First launched on Sunday 8th March 2015 in celebration of International Women’s Day, our monthly podcast is a round up of news, events and highlights, helping you stay connected with Chawton House Library wherever you are.

Dr Gillian Dow, Executive Director of Chawton House Library and Curator of our ‘Emma at 200’ exhibition, walks us through the items on display as we celebrate 200 years since the publication of Jane Austen’s Emma. These include extremely rare first editions and manuscript material on loan from institutions around the world.

Jacky Bratton, Emeritus Professor at Royal Holloway, University of London, tells us about Jane Margaret Scott, a contemporary of Jane Austen who she explains has been wrongly forgotten. Jacky is running a one-woman campaign to put ‘the other Jane’ back on the map and gave an impassioned talk here this month about this extraordinary woman, one of a small handful of people who created the West End theatre land that we still enjoy today.
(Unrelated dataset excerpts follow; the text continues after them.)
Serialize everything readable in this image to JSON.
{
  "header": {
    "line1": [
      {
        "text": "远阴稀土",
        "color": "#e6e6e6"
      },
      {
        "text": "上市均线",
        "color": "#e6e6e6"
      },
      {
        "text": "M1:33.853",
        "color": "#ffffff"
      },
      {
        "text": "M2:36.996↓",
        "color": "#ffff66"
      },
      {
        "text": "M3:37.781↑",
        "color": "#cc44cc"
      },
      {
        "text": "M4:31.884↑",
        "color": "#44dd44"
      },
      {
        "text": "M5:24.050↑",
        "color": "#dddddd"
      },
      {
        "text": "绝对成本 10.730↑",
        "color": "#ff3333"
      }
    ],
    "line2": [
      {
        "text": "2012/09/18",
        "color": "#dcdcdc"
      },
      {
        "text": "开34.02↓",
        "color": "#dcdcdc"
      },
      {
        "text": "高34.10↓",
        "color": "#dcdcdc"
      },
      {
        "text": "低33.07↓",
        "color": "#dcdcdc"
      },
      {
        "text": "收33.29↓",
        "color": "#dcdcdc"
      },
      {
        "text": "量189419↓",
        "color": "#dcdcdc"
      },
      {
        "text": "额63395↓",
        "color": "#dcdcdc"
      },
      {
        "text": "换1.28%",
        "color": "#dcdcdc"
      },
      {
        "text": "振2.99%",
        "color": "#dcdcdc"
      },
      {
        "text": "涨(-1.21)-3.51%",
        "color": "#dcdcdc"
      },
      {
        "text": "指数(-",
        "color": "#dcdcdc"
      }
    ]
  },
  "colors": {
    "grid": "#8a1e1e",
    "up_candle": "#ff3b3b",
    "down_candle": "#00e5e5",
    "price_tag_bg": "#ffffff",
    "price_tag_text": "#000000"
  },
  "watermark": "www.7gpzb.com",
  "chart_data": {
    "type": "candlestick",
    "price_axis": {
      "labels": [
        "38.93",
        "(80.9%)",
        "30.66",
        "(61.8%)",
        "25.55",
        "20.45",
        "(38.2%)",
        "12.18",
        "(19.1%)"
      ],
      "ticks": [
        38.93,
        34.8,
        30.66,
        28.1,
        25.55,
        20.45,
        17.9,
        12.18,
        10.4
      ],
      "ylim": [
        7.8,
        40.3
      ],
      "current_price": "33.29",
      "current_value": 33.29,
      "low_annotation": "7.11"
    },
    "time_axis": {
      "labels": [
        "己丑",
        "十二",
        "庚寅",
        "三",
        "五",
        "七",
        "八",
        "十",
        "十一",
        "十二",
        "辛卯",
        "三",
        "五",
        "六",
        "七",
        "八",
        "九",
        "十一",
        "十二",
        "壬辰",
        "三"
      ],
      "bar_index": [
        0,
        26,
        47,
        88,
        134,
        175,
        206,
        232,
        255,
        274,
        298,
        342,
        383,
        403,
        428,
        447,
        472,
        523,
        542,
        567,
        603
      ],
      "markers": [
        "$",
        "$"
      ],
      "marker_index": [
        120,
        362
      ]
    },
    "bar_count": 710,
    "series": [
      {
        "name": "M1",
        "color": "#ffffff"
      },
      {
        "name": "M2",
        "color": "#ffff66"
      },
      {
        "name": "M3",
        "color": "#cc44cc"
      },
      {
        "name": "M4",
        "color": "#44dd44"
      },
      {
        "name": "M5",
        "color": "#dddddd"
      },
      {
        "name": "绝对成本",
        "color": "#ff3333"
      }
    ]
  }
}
Finally, Matthew Sangster of the University of Birmingham gives us some fascinating insights from his ‘Romantic London’ talk given here in February about the different ways that London was represented during the Romantic Period, particularly around the turn of the century. He explores the way that the city was praised in non-fiction, such as topographical writings, which sought to glorify the growing metropolis, whereas poetry and novels represented it in a negative or confused way, possibly due to its burgeoning size at the time.

Look as you listen

Photo of letter

One of the most extraordinary items in the exhibition is Charlotte Brontë’s letter in which she talks at length about Jane Austen’s ‘Emma’, on loan from the Huntington Library, California

Photo of Jacky Bratton and Gilli Bush-Bailey at Chawton House Library

Jane Scott wrote and starred in more than fifty plays. Jacky’s fascinating talk was interspersed by excerpts from some of Scott’s plays read by Professor Gilli Bush-Bailey

Book illustration

This is an illustration from Pierce Egan’s ‘Life in London’ published in 1821, one of many Romantic Period publications about London.